El 24 de julio de 1873, por 382 votos a favor, 138 en contra y 160 abstenciones, la Asamblea Nacional francesa aprobaba la edificación, sobre la colina de Montmartre, de una basílica «en conformidad con lo pedido por el arzobispo de París al ministro de Cultos», que queda autorizado a iniciar los trámites de cara a las adquisición de los terrenos. El voto y su fecha no son baladíes; de haberse llegado a celebrar, pongamos por caso, seis meses más tarde, es muy probable que París se hubiera quedado sin basílica. El motivo es inequívoco: en 1873, ante la incapacidad de los monárquicos –mayoritarios en escaños– para ponerse de acuerdo sobre el nombre de un pretendiente al trono, los republicanos –entre los que abundaban masones y anticlericales– ya estaban dando poco a poco los pasos para convertir su opción en irreversible. De hecho, en mayo de ese año ya habían logrado que la Cámara designase a un jefe de Estado con el título de presidente de la República.

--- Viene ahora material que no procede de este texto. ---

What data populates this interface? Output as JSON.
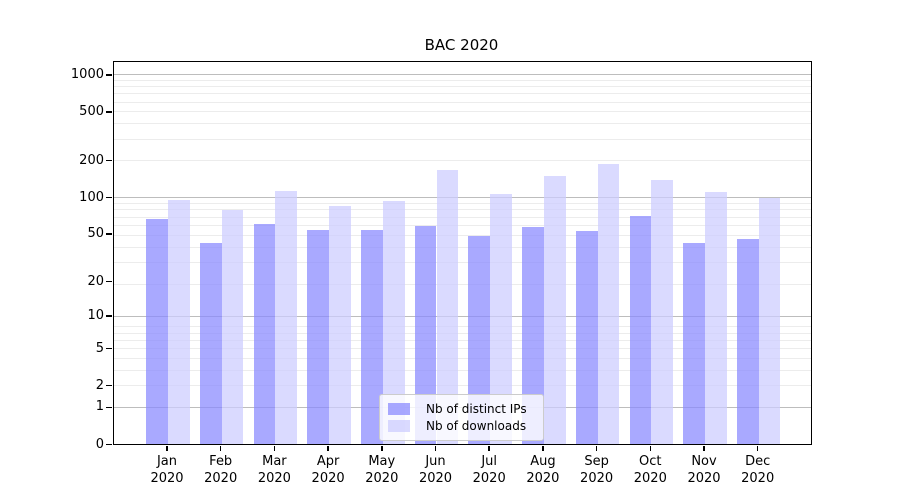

Todos estos acontecimientos ocurrieron cuando Francia estaba moral, política y económicamente devastada tras la severa derrota frente a la Prusia bismarckiana en la guerra de 1870-1871 y también por el consiguiente episodio revolucionario, conocido como la Comuna de París, que a punto estuvo de sumir a Francia en otra sangrienta guerra. Este era el escenario cuando dos influyentes personalidades católicas, el empresario Alexandre Legentil y su cuñado, el pintor Hubert Rouhault de Fleury, abanderaron la campaña para la edificación de un santuario dedicado al Sagrado Corazón, en cumplimiento del deseo que Él formuló a santa Margarita María Alacoque en 1689. En lo tocante a la colina de Montmartre –monte de los Mártires, según algunos investigadores–, como lugar para erigir la basílica, el entonces cardenal arzobispo de París, monseñor Joseph Hyppolite Guibert no albergó duda alguna: «¡Es aquí donde están los mártires, aquí debe reinar el Sagrado Corazón!».

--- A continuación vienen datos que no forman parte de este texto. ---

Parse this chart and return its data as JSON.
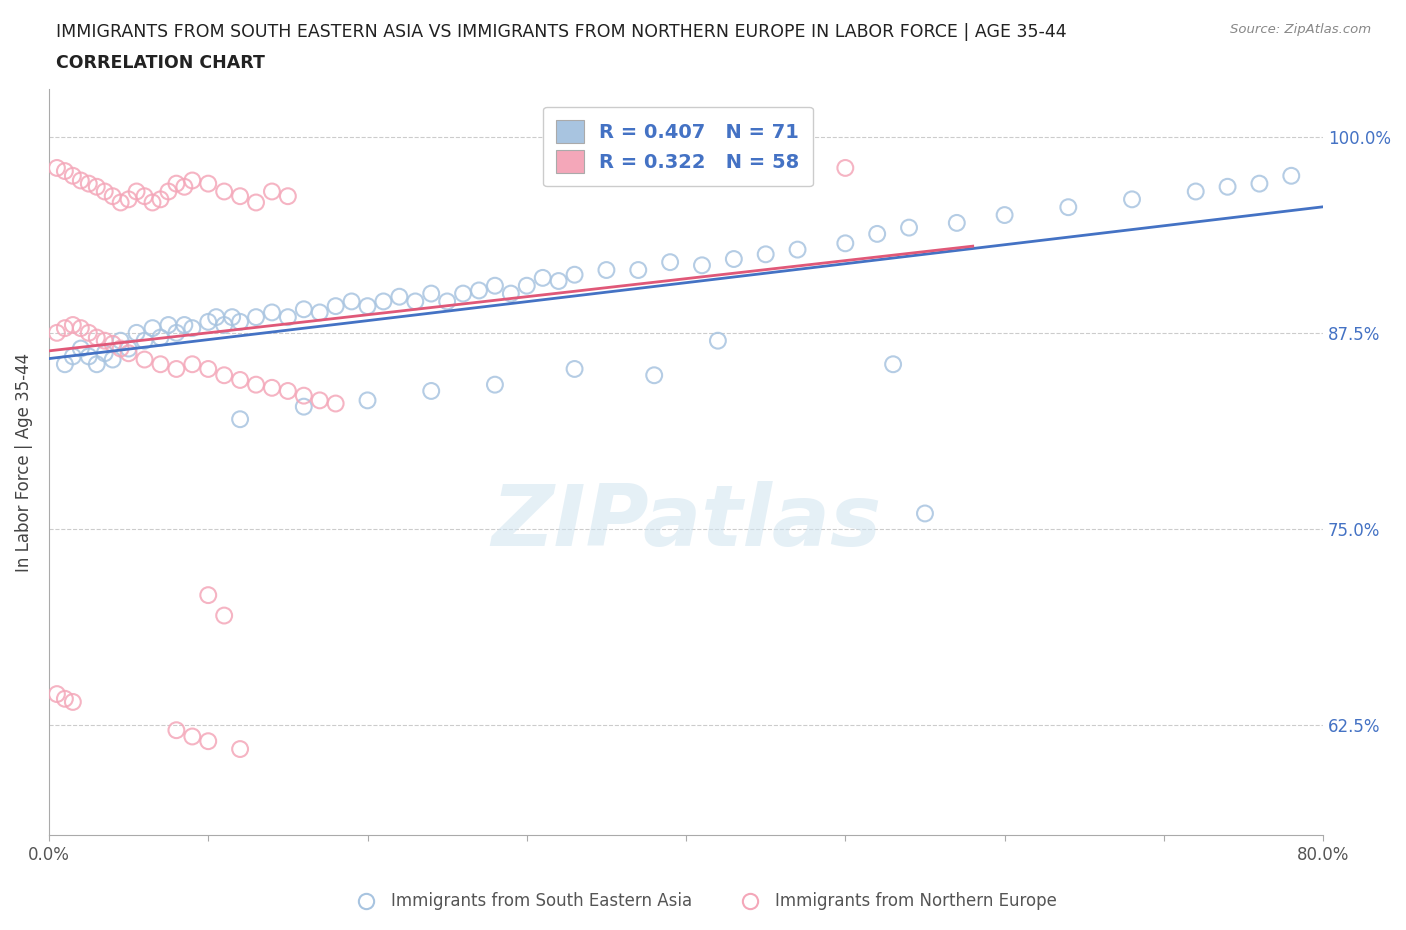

Por mártires se refería a san Dionisio y a sus compañeros san Eleuterio y san Rústico, que llegaron a las Galias a mediados del siglo III para consolidar su evangelización, y que se saldó con la muerte de los tres en la colina. Dos siglos más tarde, hacia el año 475, la que es hoy patrona de París, santa Genoveva, hizo construir una Iglesia en aquel lugar para perpetuar su memoria. Desde ese momento, la colina de Montmartre siempre ha sido un lugar de culto que ha tenido sus altibajos al ritmo de la atribulada historia francesa. Sirva de ejemplo que el convento de las benedictinas, después de varios siglos de presencia, fue pillado durante los años de odio religioso propugnados por la Revolución francesa y que su última abadesa, sor Marie-Louise de Montmorency-Laval, padeció el horror del cadalso en julio de 1794. Como recuerda la web de la basílica, «su sangre sirvió para que 80 años después resurgiese, de forma milagrosa, la vida religiosa sobre esta colina sagrada».
La primera señal de este renacimiento tuvo lugar cuando, tras un concurso público que ganó el arquitecto Paul Abadie, se puso la primera piedra. Y desde el 1 de agosto de 1885, es decir 34 años antes de su inauguración oficial, dieron comienzo las adoraciones nocturnas y diurnas que no se han interrumpido ni un minuto desde entonces, incluso durante los bombardeos de abril de 1844.
La inauguración oficial de la basílica, el 20 de octubre de 1919, se produjo en un ambiente más alegre que el que imperó medio siglo antes cuando se votó el proyecto: Francia formaba parte del bando vencedor de la Primera Guerra Mundial, y la reconciliación del Estado con la Iglesia estaba en marcha. De ahí que la ceremonia fuera un episodio de orgullo nacional y que la basílica se librase de las garras de una laïcité à la française que estaba en su apogeo. Desde entonces la basílica, con su cúpula neobizantina proyectada sobre el cielo de París, cumple con la función asignada: servir, junto a Notre-Dame, de pulmón espiritual de la capital. Por voluntad del entonces cardenal arzobispo Jean-Marie Lustiger –que celebraba el vía crucis del Viernes Santo subiendo los miles de peldaños–, las benedictinas volvieron a asumir, en 1995, la administración de la basílica, asistidas por una residencia de Casa Anuncio, la Compañía de Lavadores de Pies y la Casa Efraín. El Sagrado Corazón sigue reinando sobre París.